Rezension

Mal wieder ein Mittsommermord

Refugium -

Refugium
von John Ajvide Lindqvist

Bewertet mit 3 Sternen

Ich bin nicht ganz sicher, ob ich die Millennium-Reihe von Stieg Larssons gelesen habe. Wahrscheinlich, weil ich vor allem die Filmbilder im Kopf habe - die skandinavischen wie die amerikanischen. (Ein Unding, dass die Amis immer nochmal alles mit ihren eigenen Schauspielern verfilmen müssen und gute, individuelle Geschichten mit ihrem Hollywood Einheitsguss überziehen.) Was ich nicht wusste, ist, dass nach Larssons Tod die Geschichte weiter erzählt wurde von anderen Autoren. Ich dachte, dass wäre ein Witz von Lindqvist, um seiner Geschichte einen Aufhänger zu geben. Aber nein, wie es scheint, verarbeitet er so die eigene Ablehnung Larssons literarisches Erbe antreten zu dürfen. Die Parallelen zu Blomkvist und Salander lassen sich in „Refugium“ nicht von der Hand weisen. Krimiautorin und Ex-Polizistin Julia Malmros lernt während der Recherche an ihrem neuen Buch, welches die Millennium Nachfolge antreten soll, den jungen Hacker Kim Ribbing kennen. Die beiden kommen sich näher und werden prompt Zeugen eines furchtbaren Verbrechens an Mittsommer. Weil die schwedische Polizei aufgrund der internationalen Verwicklungen nur langsam vorankommt, beginnen Julia und Kim auf eigene Faust zu ermitteln.  

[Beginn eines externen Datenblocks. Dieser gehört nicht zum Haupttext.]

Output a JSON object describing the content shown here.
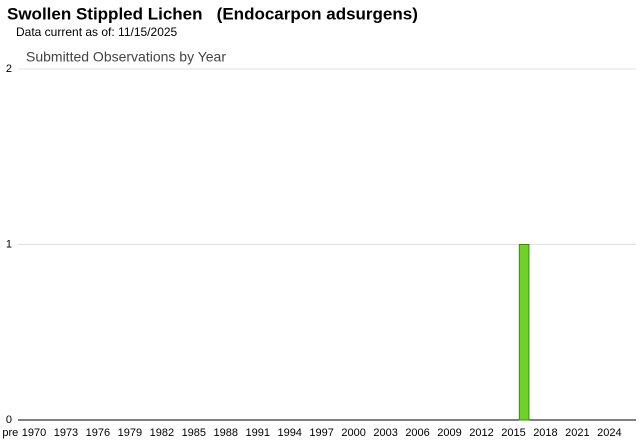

Ein Großteil der Handlung entspinnt sich zwischen der älteren, gut situierten Autorin und dem traumatisierten, misshandelten jungen IT-Experten. Für die Figur der Julia Malmros muss Lindqvist wenig übrig haben. Er zeichnet sie zuweilen recht überheblich, egozentrisch und übergriffig. Züge von Einsamkeit und Verbitterung schwingen mit. Für Kim Ribbing legt sich der Autor mehr ins Zeug. Während Julia wegen Langeweile aus dem Job und ihrer Ehe ausgebrochen ist, musste Kim Jahre unter einem sadistischen Großvater leiden, von dem die Eltern abhängig waren und ihr Kind quasi verkauft haben. Doch Kim wusste sich zu wehren und kämpfte sich immer wieder auf die Füße. Als einziger Erbe seiner Familie schwimmt er nun im Geld und bekämpft übers Netz die vielen fiesen Schurken dieser Welt. Gesetze legt er großzügig aus. Der eigentliche Fall des ermordeten schwedischen Unternehmers und seiner Geschäftsfreunde wird fast zur Nebensache, weil man so mit den beiden Hauptfiguren beschäftigt ist. Mich interessiert er jedenfalls nur zweitrangig. Ich will wissen, was Kim widerfahren ist und wie die Beziehung zwischen ihm und Julia weiterlaufen wird. Ob Lindqvist sich das so gedacht hat? Sein Thriller ist mir ein bisschen zu sehr inszeniert. Die Figuren zu lieblos gestaltet und deren innere Konflikte zu flach oder vorhersehbar erzählt. Die typischen Zutaten für einen Thriller greifen hier irgendwie nicht richtig ineinander. Dennoch beherrscht Lindqvist das Erzählen. Ich bin die gut 500 Seiten am Ball geblieben, hab mich schon auch unterhalten gefühlt. Doch so richtig überzeugen konnte mich der Autor mit seiner Millennium-Adaption nicht. Da würde ich lieber Mikael Blomkvist und Lisbeth Salander bei ihren Fällen begleiten.